Thursday 19 July 2012

US Flight Schools Still Unknowingly Training Terrorists

More than a decade after the Sept. 11, 2001 terror attacks claimed the lives of nearly 3,000 Americans, some foreign flight students are still not subject to terror database screening until after they've completed pilot training, according to a new report from the government's watchdog.



"Thus, foreign nationals obtaining flight training with the intent to do harm, such as three of the pilots and leaders of the Sept. 11 terrorist attacks, could have already obtained the training needed to operate an aircraft before they received any type of vetting," says report, published today by the Government Accountability Office.

In the Sept. 11 attacks, 19 foreign nationals hijacked four commercial airliners and used the planes as weapons to hit the World Trade Centre in New York and the Pentagon in the nation's capital.
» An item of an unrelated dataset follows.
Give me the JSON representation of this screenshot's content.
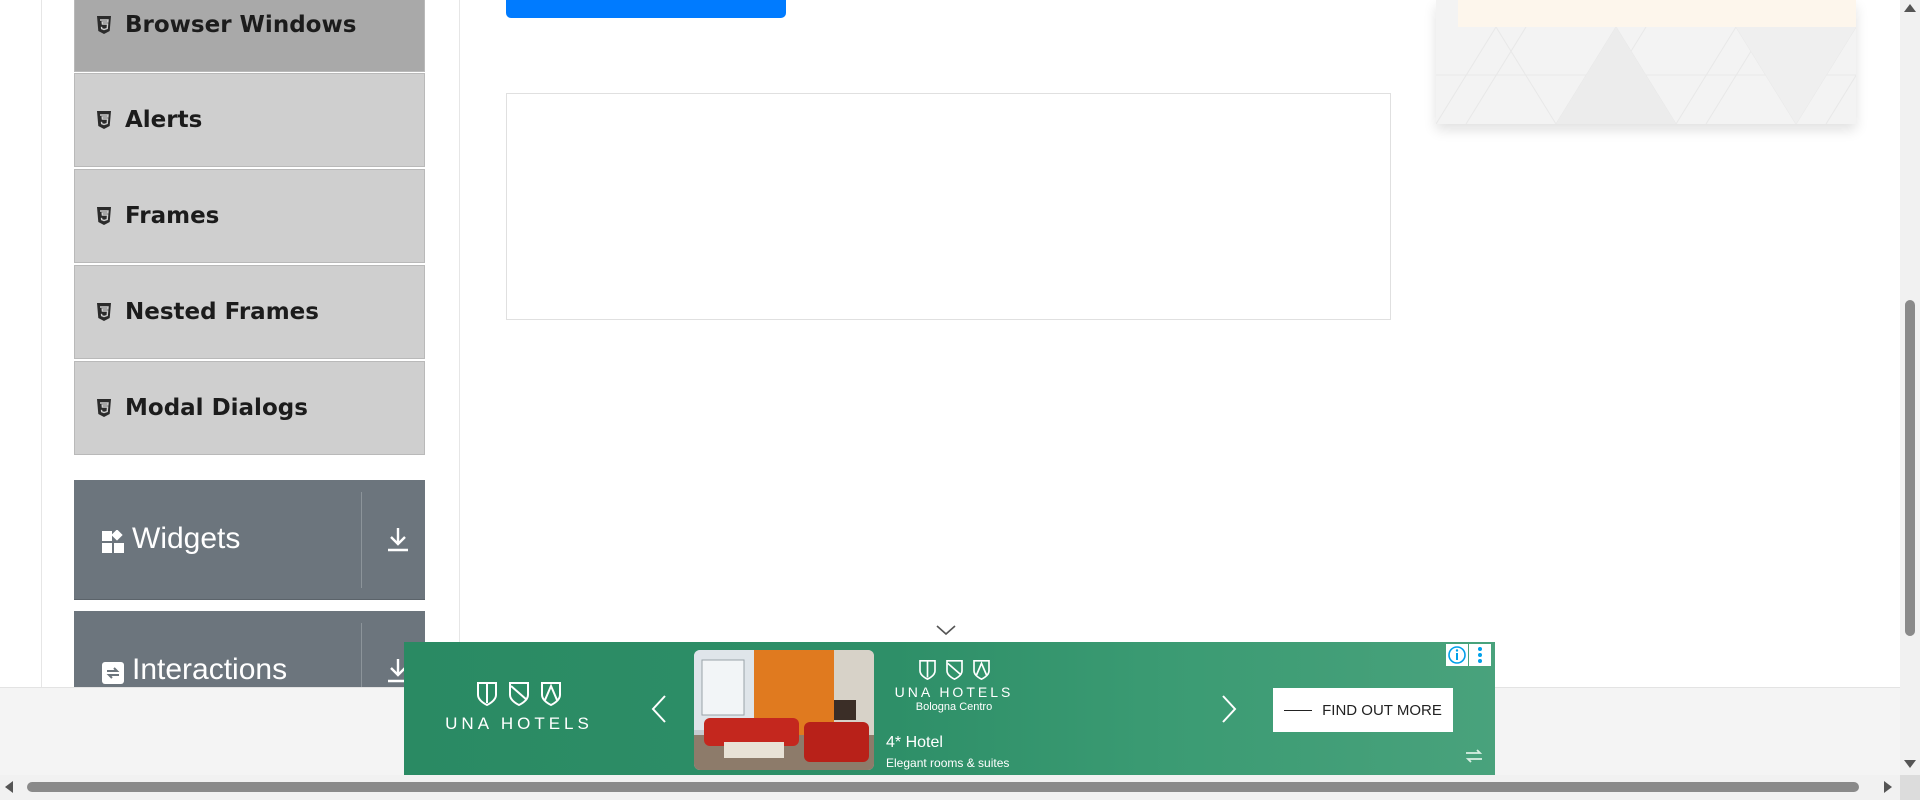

Several of the hijackers attended more than a dozen American flight schools in the weeks before the attacks to learn how to fly the jets.

After the attacks, the Transportation Security Administration (TSA) established the Alien Flight Student Program (AFSP), which is designed to prevent flight schools regulated by the Federal Aviation Administration from "providing flight training to a foreign student unless the Secretary of Homeland Security first determines that the student does not pose a threat to aviation or national security."

But the new GAO report says that the AFSP database is woefully behind and some of the more than 25,000 foreign nationals who were in the FAA airmen registry were not found in the AFSP database, "indicating that these individuals had not applied to the AFSP or been vetted by the TSA before taking flight training and receiving an FAA airman certificate."

"It is disturbing to learn we could still be vulnerable to the same actions the 9/11 hijackers took over a decade ago," said Rep. Mike Rogers (R.-Alabama), chairman of the House Homeland Security Committee Subcommittee on Transportation Security.